Le défi de l’autonomie et de la crédibilité

Toujours est-il qu’entre tergiversations et glissement de calendrier électoral initié par la Commission électorale nationale indépendante (Ceni) qui a laissé longtemps plané le doute sur sa sincérité, elle semble se diriger inexorablement, cette fois-ci, vers la tenue des élections. Le 1er octobre 2016 déjà, à quelques mois des élections, Corneille Naanga, le président de la Ceni avait annoncé le report du scrutin après avoir, à la veille, présenté un nouveau calendrier électoral aux délégués de la majorité, de l’opposition ainsi qu’à la société civile lors de la reprise du «dialogue national». Cette option n’avait pas convaincu l’opposition qui soupçonne Kabila, au pouvoir depuis 2001, de vouloir s’accrocher au pouvoir au-delà de ses deux mandats constitutionnels. C’est la crise politique. Dans la foulée, un projet d’«accord politique» prévoyant la formation d’un gouvernement de transition chargé d’organiser les élections est soumis aux participants du dialogue.

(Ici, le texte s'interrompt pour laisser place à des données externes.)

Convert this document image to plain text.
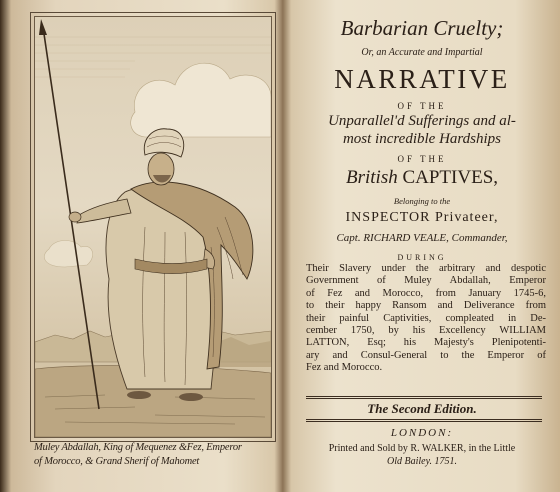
Muley Abdallah, King of Mequenez &Fez, Emperor
of Morocco, & Grand Sherif of Mahomet
Barbarian Cruelty;
Or, an Accurate and Impartial
NARRATIVE
OF THE
Unparallel'd Sufferings and al-
most incredible Hardships
OF THE
British CAPTIVES,
Belonging to the
INSPECTOR Privateer,
Capt. RICHARD VEALE, Commander,
DURING
Their Slavery under the arbitrary and despotic
Government of Muley Abdallah, Emperor
of Fez and Morocco, from January 1745-6,
to their happy Ransom and Deliverance from
their painful Captivities, compleated in De-
cember 1750, by his Excellency WILLIAM
LATTON, Esq; his Majesty's Plenipotenti-
ary and Consul-General to the Emperor of
Fez and Morocco.
The Second Edition.
LONDON:
Printed and Sold by R. WALKER, in the Little
Old Bailey. 1751.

Mais avant toute signature, l’opposition exigeait que Kabila s’engageât à ne pas briguer un nouveau mandat à la fin du dernier. Des marches de protestation initiées dans le pays pour exprimer ce vœu seront violemment réprimées, des dizaines de personnes tuées dans plusieurs villes notamment à Kinshasa.

 

Kabila résiste toujours

 

Ni les pressions de l’Eglise catholique à travers les évêques, ni celles de la communauté internationale ou même des pays voisins n’auront réussi à amener Kabila à la raison. Le président congolais dont la parole a toujours été rare feint de ne rien entendre. L’annulation d’une visite du Pape dans le pays n’a pas ému ce chrétien évangélique qu’irritent les implications des hommes de Dieu en politique. Cette semaine encore, il a brillé par son absence au sommet régional improvisé par Brazzaville sur la crise congolaise. Depuis, Joseph Kabila n’a toujours pas accepté de recevoir la délégation de deux ministres chargés de lui transmettre le rapport de cette rencontre qui s’est tenue au Congo, malgré la pression de l’Angola. Joao Lourenço l’a appelé vainement à cet effet. D’ailleurs, l’homme fort de Kinshasa supporte de moins en moins Luanda et Pretoria qui s’érigent selon lui, en « donneurs de leçons ». La Rdc avait d’ailleurs récusé la nomination de l’ancien président sud-africain, Mbéki comme envoyé spécial sur la crise politique, dénonçant « une initiative prétentieuse ».  L’unique obsession silencieuse du président, faire élire Emmanuel Ramazani Shadary, homme du système et ancien ministre de l’Intérieur qu’il en imposé comme dauphin. Maître d’œuvre des répressions sanglantes de manifestation anti-Kabila, cet ancien gouverneur de la province de Maniema qui n’est crédité que de 20% devrait se réjouir de la dislocation de l’accord signé en Suisse par les opposants et qui prévoyaient une candidature unique. Avec deux candidats, Martin Fayulu et Félix Tshisekédi, l’opposition émiette ses chances. A Kabila quant à lui, devrait aller jusqu’au bout d’autant que l’ambassadeur de l’Union européenne dans le pays n’a plus que jusqu’à ce samedi soir pour quitter le pays, à la suite de nouvelles sanctions en provenance de Bruxelles.

Machine à triches?

L’usage des machines à voter viole le code électoral. Malgré l’appel insistant de l’opposition et la société civile à abandonner «les machines à voter» que  des  Congolais appellent «machines à tricher, à frauder», Joseph Kabila n’a rien voulu entendre. Pourtant, des experts britanniques ont décelé «quinze risques à atténuer » dans leur utilisation.D’après l’opposition, 40 millions de noms qui sont des doublons n’avaient pas été nettoyés du fichier.  Les Congolais redoutent le pire le 30 décembre et plusieurs pays voisins dont le Congo-Brazzaville et le Rwanda ont vu des milliers de réfugiés foulés leurs sols. Reportées deux fois, fin 2016 et fin 2017 puis deux fois en 2018, l’élection semble imminente cette fois-ci. Mais le risque d’irrégularités accentue la peur des populations. «La phase préparatoire des élections, qui perdure depuis trois ans pratiquement, n’est pas sereine. On a l’impression qu’elle est en train de planter les germes des crises postélectorales», s’inquiète Célestin Kabuya-Lumuna, professeur de sociologie politique ancien porte-parole du maréchal Mobutu, l’ex dictateur. A la veille du scrutin, l’Organisation des Nations Unies (Onu) et la communauté internationale n’ont qu’une mission, limiter les casses, car « casses, il en aura » prévient-on dans les milieux diplomatiques.